Cosa ti ha spinto a raccontare questa storia?
«Sono stati diversi i fattori che mi hanno spinto a cimentarmi nel racconto: il primo è la storia stessa, una vicenda da non crederci, da brividi. La seconda è che l’evento ha visto coinvolto, tra gli altri, un mio concittadino, nonché zio del mio coautore, Marco Conte: il brigadiere dei carabinieri Luigi Chianese. E poi, infine, il mistero e l’oblio che gravitavano attorno ai fatti: un avvenimento troppo poco conosciuto per la sua portata e la sua drammaticità, con tanti lati oscuri e di cui non vi era praticamente traccia in rete.»
Questo non è un libro che racconta la verità, ma la storia in memoria delle vittime, correggimi se sbaglio.

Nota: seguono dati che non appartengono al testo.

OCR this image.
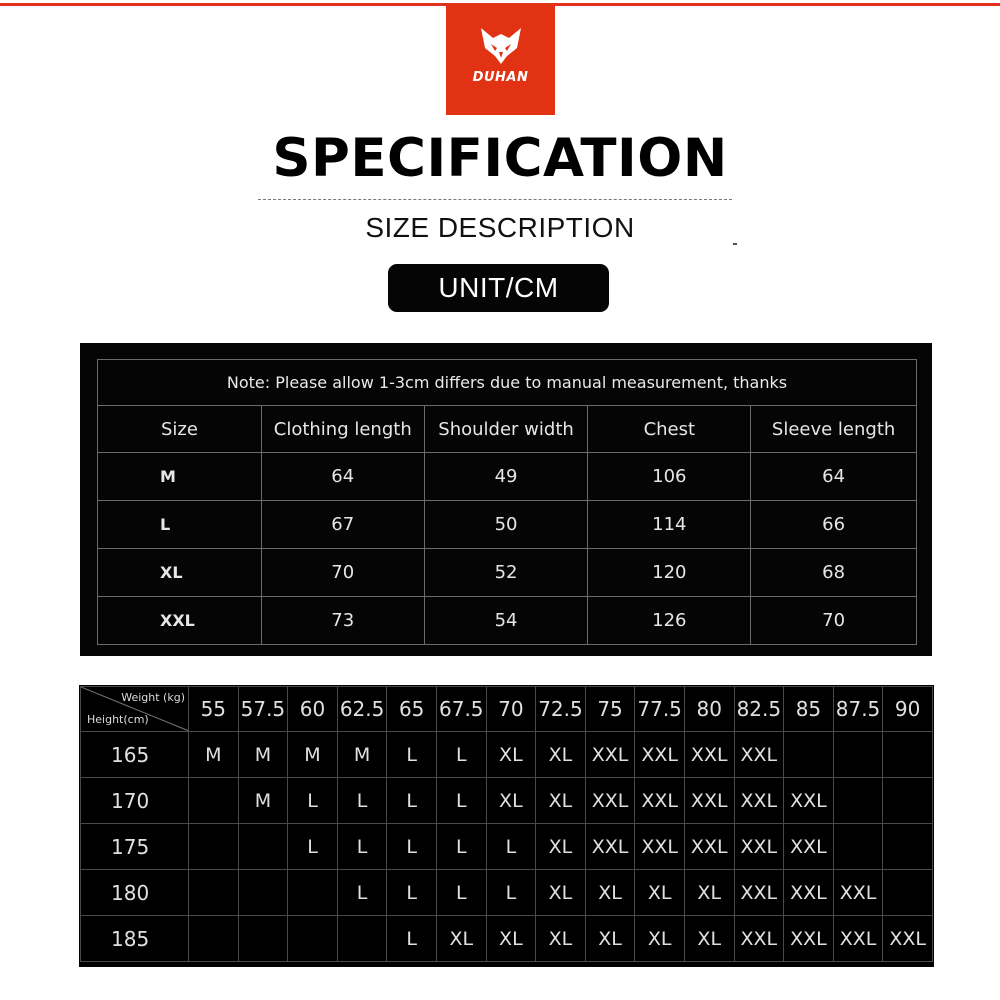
DUHAN
SPECIFICATION
SIZE DESCRIPTION
UNIT/CM
Note: Please allow 1-3cm differs due to manual measurement, thanks				
Size	Clothing length	Shoulder width	Chest	Sleeve length
M	64	49	106	64
L	67	50	114	66
XL	70	52	120	68
XXL	73	54	126	70
Weight (kg)
Height(cm)	55	57.5	60	62.5	65	67.5	70	72.5	75	77.5	80	82.5	85	87.5	90
165	M	M	M	M	L	L	XL	XL	XXL	XXL	XXL	XXL			
170		M	L	L	L	L	XL	XL	XXL	XXL	XXL	XXL	XXL		
175			L	L	L	L	L	XL	XXL	XXL	XXL	XXL	XXL		
180				L	L	L	L	XL	XL	XL	XL	XXL	XXL	XXL	
185					L	XL	XL	XL	XL	XL	XL	XXL	XXL	XXL	XXL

C’è una frase molto significativa nel libro: “alcune morti raccontano di più di tante vite”. Quanto conta la verità?
«Sono convinto che la ricerca della verità debba sempre guidare e ispirare le nostre vite. Questo è un romanzo che si ispira ai fatti realmente accaduti per come sono raccontati nella versione ufficiale, senza assolutamente pretendere di raccontare la verità, ma con il solo obiettivo di instillare il dubbio che ce ne possa essere una differente, nel massimo rispetto di tutte le persone coinvolte.»
Secondo te c’è un collegamento tra la strage di Bagnara di Romagna e quello che accadde negli anni di piombo?

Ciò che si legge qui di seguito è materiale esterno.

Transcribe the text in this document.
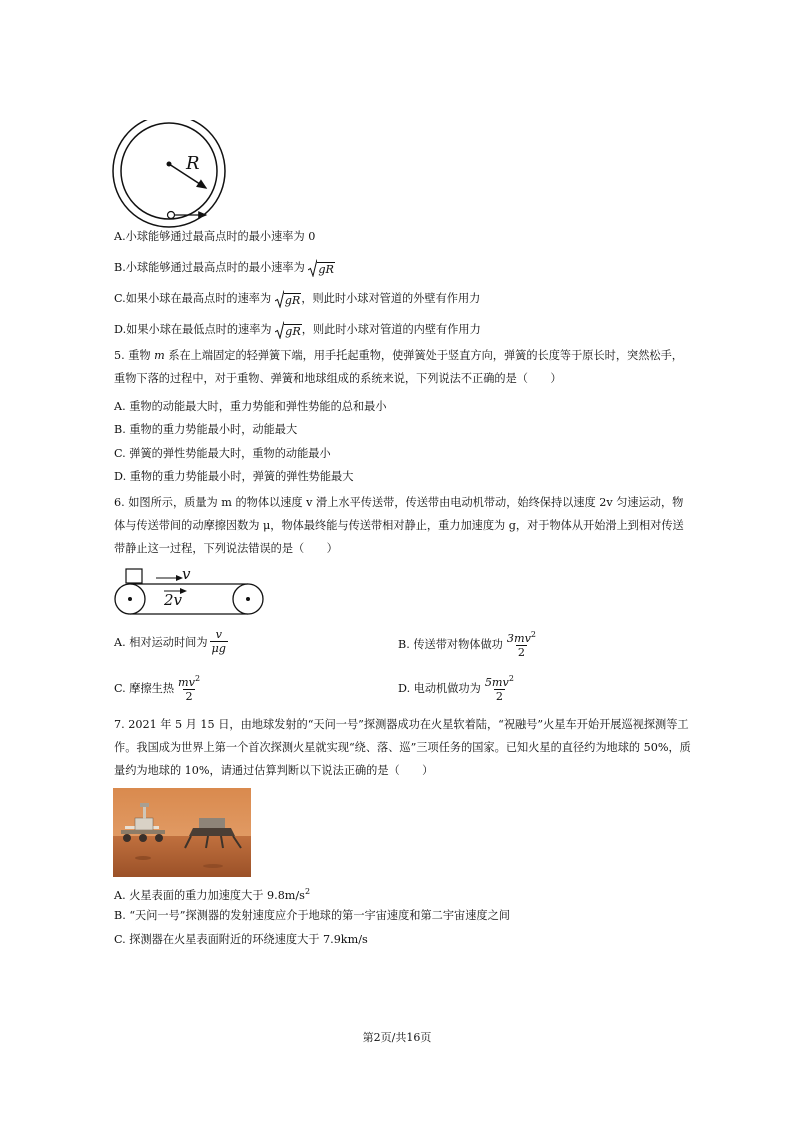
R
A.小球能够通过最高点时的最小速率为 0
B.小球能够通过最高点时的最小速率为 gR
C.如果小球在最高点时的速率为 gR ，则此时小球对管道的外壁有作用力
D.如果小球在最低点时的速率为 gR ，则此时小球对管道的内壁有作用力
5. 重物 m 系在上端固定的轻弹簧下端，用手托起重物，使弹簧处于竖直方向，弹簧的长度等于原长时，突然松手，重物下落的过程中，对于重物、弹簧和地球组成的系统来说，下列说法不正确的是（　　）
A. 重物的动能最大时，重力势能和弹性势能的总和最小
B. 重物的重力势能最小时，动能最大
C. 弹簧的弹性势能最大时，重物的动能最小
D. 重物的重力势能最小时，弹簧的弹性势能最大
6. 如图所示，质量为 m 的物体以速度 v 滑上水平传送带，传送带由电动机带动，始终保持以速度 2v 匀速运动，物体与传送带间的动摩擦因数为 μ，物体最终能与传送带相对静止，重力加速度为 g，对于物体从开始滑上到相对传送带静止这一过程，下列说法错误的是（　　）
v
2v
A. 相对运动时间为 $\frac{v}{\mu g}$	B. 传送带对物体做功 $\frac{3mv^2}{2}$
C. 摩擦生热 $\frac{mv^2}{2}$	D. 电动机做功为 $\frac{5mv^2}{2}$
7. 2021 年 5 月 15 日，由地球发射的“天问一号”探测器成功在火星软着陆，“祝融号”火星车开始开展巡视探测等工作。我国成为世界上第一个首次探测火星就实现“绕、落、巡”三项任务的国家。已知火星的直径约为地球的 50%，质量约为地球的 10%，请通过估算判断以下说法正确的是（　　）
A. 火星表面的重力加速度大于 $9.8m/s^2$
B. “天问一号”探测器的发射速度应介于地球的第一宇宙速度和第二宇宙速度之间
C. 探测器在火星表面附近的环绕速度大于 7.9km/s
第2页/共16页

«Potrebbe esserci un filo rosso che si protrae fino al termine degli anni 80, ma credo di più a un nuovo filone terroristico in una commistione tra apparati dello Stato deviati e corrotti e la malavita organizzata.»
Nel libro si parla di “fili intricati” che tengono unite situazioni compromettenti. Chi sono i soggetti?

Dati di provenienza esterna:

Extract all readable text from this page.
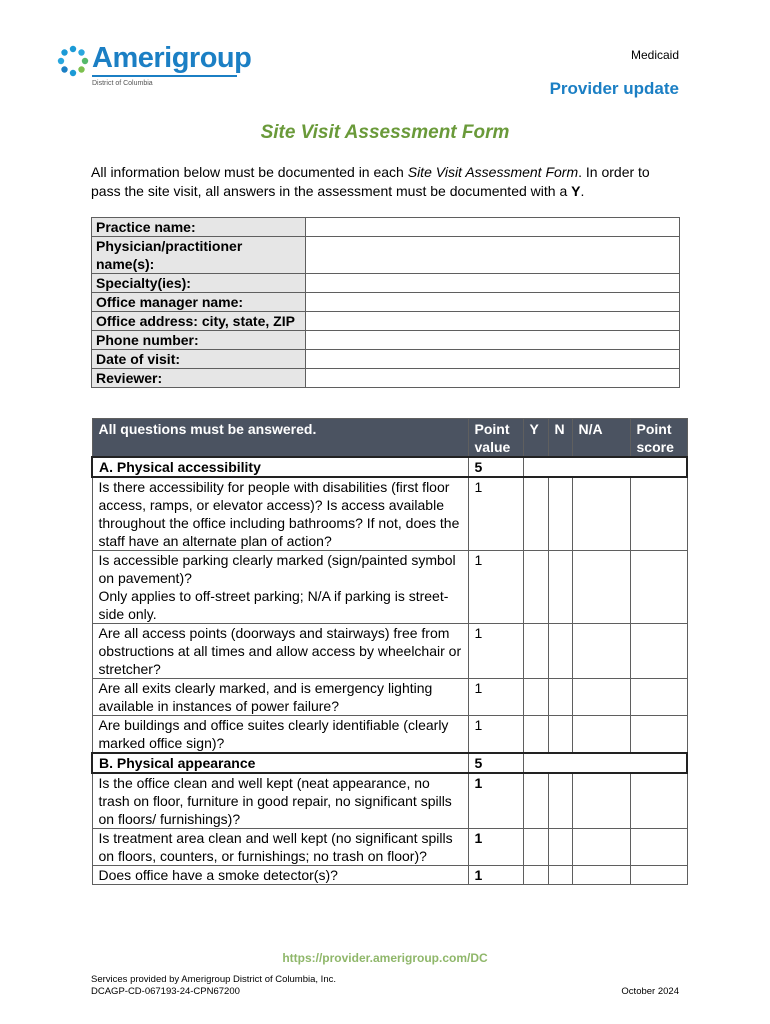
Amerigroup
District of Columbia
Medicaid
Provider update
Site Visit Assessment Form

All information below must be documented in each Site Visit Assessment Form. In order to pass the site visit, all answers in the assessment must be documented with a Y.

Practice name:	
Physician/practitioner name(s):	
Specialty(ies):	
Office manager name:	
Office address: city, state, ZIP	
Phone number:	
Date of visit:	
Reviewer:	
All questions must be answered.	Point value	Y	N	N/A	Point score
A. Physical accessibility	5				
Is there accessibility for people with disabilities (first floor access, ramps, or elevator access)? Is access available throughout the office including bathrooms? If not, does the staff have an alternate plan of action?	1				
Is accessible parking clearly marked (sign/painted symbol on pavement)?
Only applies to off-street parking; N/A if parking is street-side only.	1				
Are all access points (doorways and stairways) free from obstructions at all times and allow access by wheelchair or stretcher?	1				
Are all exits clearly marked, and is emergency lighting available in instances of power failure?	1				
Are buildings and office suites clearly identifiable (clearly marked office sign)?	1				
B. Physical appearance	5				
Is the office clean and well kept (neat appearance, no trash on floor, furniture in good repair, no significant spills on floors/ furnishings)?	1				
Is treatment area clean and well kept (no significant spills on floors, counters, or furnishings; no trash on floor)?	1				
Does office have a smoke detector(s)?	1				
https://provider.amerigroup.com/DC
Services provided by Amerigroup District of Columbia, Inc.
DCAGP-CD-067193-24-CPN67200	October 2024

«Nel romanzo, oltre alla figura del compianto Chianese, agiscono vari personaggi torbidi e di pura fantasia, come Ilvo e Falco, due agenti dei servizi segreti che avranno a che fare con i drammatici avvenimenti in maniera diretta e indiretta.»
Sei nato come poeta e, dalle recensioni che leggiamo, ti sei affermato poi anche come valido romanziere. Ci racconti brevemente i romanzi precedenti a 111 biglie d’acciaio?
«Sono tre romanzi molto diversi tra loro. La mia opera prima, “Figli dello stesso fango”, è un romanzo di formazione dalle tinte noir ambientato nella mia terra: tra Minturno e Formia, due comuni del basso Lazio in provincia di Latina, in quel bellissimo territorio sub regionale, che spero nel prossimo futuro venga maggiormente valorizzato, che si chiama Sud Pontino. Il secondo, “La bambina che urlava nel silenzio”, è un giallo in cui ho voluto sperimentare una particolarità, ossia l’inserimento della poesia.»
Daniele Amitrano nasce a Formia (LT) il 14 febbraio del 1982.
Consegue la laurea in Scienze Organizzative e Gestionali nel 2006 e una seconda laurea in Scienze politiche nel 2013.
Il suo curriculum letterario vanta tre premi per la composizione di poesie, tre romanzi e un’antologia di poesie, frasi e aforismi: Figli dello stesso fango (13Lab Milano, 2016), La bambina che urlava nel silenzio. Un’indagine dell’ispettore Lorenzi (13Lab Milano, 2018), Pil. Parole in libertà (2019, 13Lab Milano), 111 biglie d’acciaio (13Lab Milano, 2020).